De nouveaux documents confidentiels issus de la banque togolaise Ecobank obtenus par Le SoirDe Standaard et  Mediapart montrent que les contrats de plusieurs millions de dollars avec l’Etat congolais se sont poursuivis malgré le départ du président Kabila. Le gouvernement Tshisekedi a également acquis des véhicules de transport à la société du Belge. Les Volvo B270F – des bus rudimentaires de 12,6 mètres de long et de trois mètres de haut – ont été achetés pour 72,8 millions de dollars (65,9 millions d’euros au taux actuel). Soit 165.000 dollars l’unité, frais de livraison et service après-vente inclus.

Volvo enquête

Les documents que nous avons pu consulter ne permettent pas de savoir à quel prix SMT Africa a acquis ces bus destinés à l’Etat congolais. Ce tarif était-il conforme aux prix de marché ? Et pourquoi Philippe de Moerloose a-t-il été de nouveau choisi malgré les tarifs énormes qu’il pratiquait par le passé ? L’homme d’affaires a refusé de répondre de manière substantielle à nos questions (lire ci-dessous). Le porte-parole du gouvernement Tshisekedi n’a pas répondu à nos sollicitations. Mais le Groupe Volvo a tenu à réagir, indiquant qu’il était « au courant des allégations mentionnées » dans nos questions. Le Groupe Volvo « a pris les mesures appropriées pour enquêter. Nous prenons la conformité très au sérieux et suivons une politique anticorruption stricte. Dans le cadre de notre modèle commercial, nous vendons à nos revendeurs agréés qui vendent ensuite aux clients finaux, ce qui signifie que nous avons une visibilité limitée en ce qui concerne les prix des clients finaux. Cela dit, nous travaillons en permanence avec tous nos concessionnaires pour communiquer les attentes du groupe Volvo et pour soutenir leur travail dans l’amélioration de leurs programmes de conformité », conclut la marque suédoise.
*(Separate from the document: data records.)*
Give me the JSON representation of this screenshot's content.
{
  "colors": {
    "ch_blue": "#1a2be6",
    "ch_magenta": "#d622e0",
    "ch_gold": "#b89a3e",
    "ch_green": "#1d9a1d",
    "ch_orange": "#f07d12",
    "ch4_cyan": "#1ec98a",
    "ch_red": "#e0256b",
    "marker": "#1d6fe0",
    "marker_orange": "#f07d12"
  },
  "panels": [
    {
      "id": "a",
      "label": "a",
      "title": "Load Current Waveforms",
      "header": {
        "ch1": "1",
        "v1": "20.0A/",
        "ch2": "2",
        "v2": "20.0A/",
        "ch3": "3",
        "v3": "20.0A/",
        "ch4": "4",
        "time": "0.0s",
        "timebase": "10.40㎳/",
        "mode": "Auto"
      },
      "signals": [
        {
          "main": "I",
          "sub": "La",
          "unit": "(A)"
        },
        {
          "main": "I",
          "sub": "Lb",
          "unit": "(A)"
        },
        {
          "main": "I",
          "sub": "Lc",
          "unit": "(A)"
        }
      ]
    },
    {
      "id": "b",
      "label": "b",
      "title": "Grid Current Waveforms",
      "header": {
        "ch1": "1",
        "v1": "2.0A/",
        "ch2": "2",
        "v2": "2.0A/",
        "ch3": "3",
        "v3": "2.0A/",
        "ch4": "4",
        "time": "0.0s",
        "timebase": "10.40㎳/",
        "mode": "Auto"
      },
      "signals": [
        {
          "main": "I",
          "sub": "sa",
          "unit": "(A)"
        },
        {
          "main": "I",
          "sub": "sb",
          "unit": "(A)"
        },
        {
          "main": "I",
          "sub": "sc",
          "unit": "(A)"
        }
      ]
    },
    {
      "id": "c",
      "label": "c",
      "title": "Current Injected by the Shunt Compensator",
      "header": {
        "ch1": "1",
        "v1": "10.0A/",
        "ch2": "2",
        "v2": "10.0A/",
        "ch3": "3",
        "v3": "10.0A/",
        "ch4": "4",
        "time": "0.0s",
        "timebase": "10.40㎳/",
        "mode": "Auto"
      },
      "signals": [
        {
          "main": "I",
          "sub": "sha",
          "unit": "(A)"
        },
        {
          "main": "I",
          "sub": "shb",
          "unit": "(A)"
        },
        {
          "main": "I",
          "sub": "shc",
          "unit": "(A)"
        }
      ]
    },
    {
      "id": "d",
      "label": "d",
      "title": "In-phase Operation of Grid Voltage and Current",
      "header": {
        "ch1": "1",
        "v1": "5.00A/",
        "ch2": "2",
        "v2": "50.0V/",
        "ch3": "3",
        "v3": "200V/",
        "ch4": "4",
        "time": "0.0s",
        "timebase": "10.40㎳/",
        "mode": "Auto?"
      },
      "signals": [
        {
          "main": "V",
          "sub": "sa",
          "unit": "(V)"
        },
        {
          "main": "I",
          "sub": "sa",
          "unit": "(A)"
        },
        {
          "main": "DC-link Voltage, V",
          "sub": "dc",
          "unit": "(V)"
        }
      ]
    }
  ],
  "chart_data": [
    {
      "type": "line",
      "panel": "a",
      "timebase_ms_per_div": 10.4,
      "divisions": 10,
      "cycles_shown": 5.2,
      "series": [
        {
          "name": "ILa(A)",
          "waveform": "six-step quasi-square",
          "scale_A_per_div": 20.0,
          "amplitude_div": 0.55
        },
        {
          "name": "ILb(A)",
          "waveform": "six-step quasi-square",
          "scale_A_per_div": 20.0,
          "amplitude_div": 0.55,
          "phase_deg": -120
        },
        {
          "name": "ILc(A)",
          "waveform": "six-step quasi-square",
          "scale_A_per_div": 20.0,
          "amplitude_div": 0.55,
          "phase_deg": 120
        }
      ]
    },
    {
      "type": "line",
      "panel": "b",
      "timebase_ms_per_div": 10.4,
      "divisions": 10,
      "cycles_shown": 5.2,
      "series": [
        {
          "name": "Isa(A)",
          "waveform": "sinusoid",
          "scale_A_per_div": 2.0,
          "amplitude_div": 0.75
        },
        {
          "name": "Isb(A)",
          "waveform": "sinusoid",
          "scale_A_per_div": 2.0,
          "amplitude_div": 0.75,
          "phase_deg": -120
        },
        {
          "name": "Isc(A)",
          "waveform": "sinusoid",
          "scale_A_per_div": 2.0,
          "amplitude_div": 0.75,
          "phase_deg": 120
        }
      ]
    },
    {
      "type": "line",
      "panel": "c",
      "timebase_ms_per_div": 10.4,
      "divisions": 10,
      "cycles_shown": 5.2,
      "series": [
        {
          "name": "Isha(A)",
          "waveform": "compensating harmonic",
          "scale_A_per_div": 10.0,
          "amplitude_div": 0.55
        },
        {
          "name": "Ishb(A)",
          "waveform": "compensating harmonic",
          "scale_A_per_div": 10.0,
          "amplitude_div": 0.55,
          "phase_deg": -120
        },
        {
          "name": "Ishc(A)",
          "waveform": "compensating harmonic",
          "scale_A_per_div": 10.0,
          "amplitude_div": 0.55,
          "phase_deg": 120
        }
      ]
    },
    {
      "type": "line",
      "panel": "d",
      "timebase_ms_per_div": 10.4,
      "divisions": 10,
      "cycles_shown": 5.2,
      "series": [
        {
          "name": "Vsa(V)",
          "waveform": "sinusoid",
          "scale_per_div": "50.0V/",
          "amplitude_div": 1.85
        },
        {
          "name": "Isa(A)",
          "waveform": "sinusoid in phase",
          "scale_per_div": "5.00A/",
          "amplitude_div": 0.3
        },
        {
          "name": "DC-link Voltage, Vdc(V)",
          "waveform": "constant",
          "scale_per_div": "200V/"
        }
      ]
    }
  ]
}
Dans une réponse antérieure à nos révélations, Philippe de Moerloose avait nié toutes les allégations de corruption ou de marges bénéficiaires inhabituelles. L’année dernière, des enquêteurs de l’Office central pour la répression de la corruption (OCRC) ont perquisitionné six adresses liées à M. de Moerloose dans le cadre d’un dossier du parquet fédéral pour « corruption d’agents publics étrangers ».

« Secret de l’instruction »

Alors que l’argent pour les bus Volvo commençait déjà à arriver sur le compte d’EcoBank, les millions des contrats antérieurs de l’ère Kabila étaient toujours en train d’affluer. Pour deux contrats avec le ministère de l’Agriculture, conclus en 2018 et 2019, juste avant le départ de l’ancien président, l’Etat congolais doit continuer à débourser des millions  chaque mois jusqu’en mars 2025. Les comptes appartiennent à des sociétés détenues par de Moerloose à l’île Maurice. Les états financiers de ces sociétés montrent que Philippe de Moerloose a réalisé plus de 40 millions de dollars de bénéfices sur les deux contrats de 139 millions. Le taux d’imposition sur ces contrats, à Maurice, était de 8,7 %. Ce deal à 139 millions intéresse particulièrement la justice belge.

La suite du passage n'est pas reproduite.